Ces directives en constante évolution entraînent une méfiance dans la relation patient/médecin qui nous pousse à prendre des décisions dangereuses par nous-mêmes, sans aucune forme de surveillance. Bien que les gabapentinoïdes nécessitent une ordonnance, les patients qui risquent le sevrage sont plus susceptibles de se tourner vers des versions contrefaites et illégales, facilement accessibles en ligne.

Pour ma part, je suis bien consciente que la gabapentine est loin d’être un médicament parfait. Mon esprit est souvent dans le brouillard, et je ne sais pas si c’est dû à mon corps étrange ou aux effets secondaires du médicament. Je suis mal à l’aise avec ma dépendance et terrifiée par les conséquences d’un potentiel arrêt. Surtout, je ne connais pas vraiment les autres options qui s’offrent à moi.

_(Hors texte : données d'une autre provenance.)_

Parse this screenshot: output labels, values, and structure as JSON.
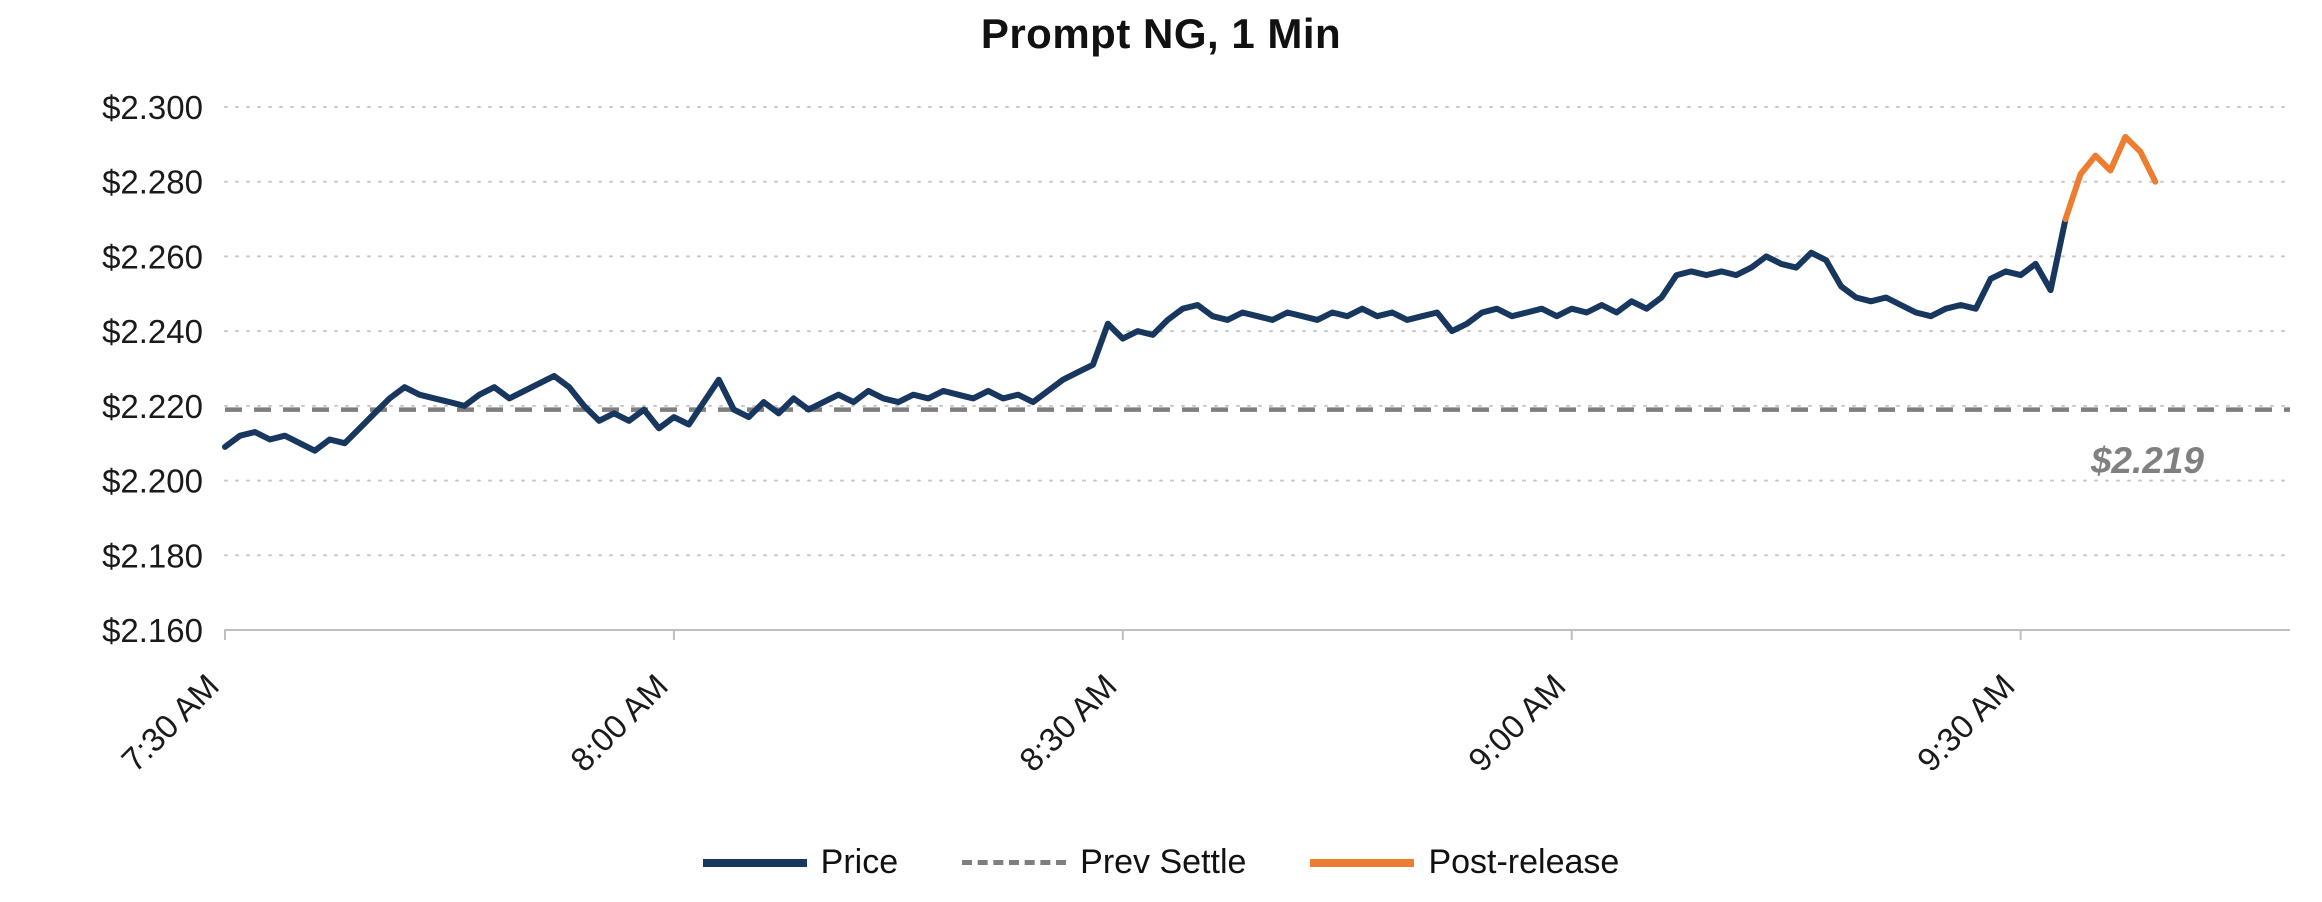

La réalité est que chaque interaction médicale que nous avons est à la merci des crimes qui nous ont précédés : un scandale de marketing, une prescription excessive, des pilules au lieu d’une thérapie adéquate, jusqu’à l’accusation encore trop courante selon laquelle la douleur est un symptôme d’hystérie. 

Si les médecins veulent aider leurs patients souffrant de maladies chroniques, ils doivent oublier leurs préjugés et offrir aux patients un espace où ils peuvent parler honnêtement de leurs besoins et expériences actuels, du temps pour examiner les médicaments, poser des questions et explorer des alternatives. Il est essentiel de mieux financer la recherche et les options de traitement à long terme, mais pour l’instant, la meilleure solution est la collaboration et le dialogue.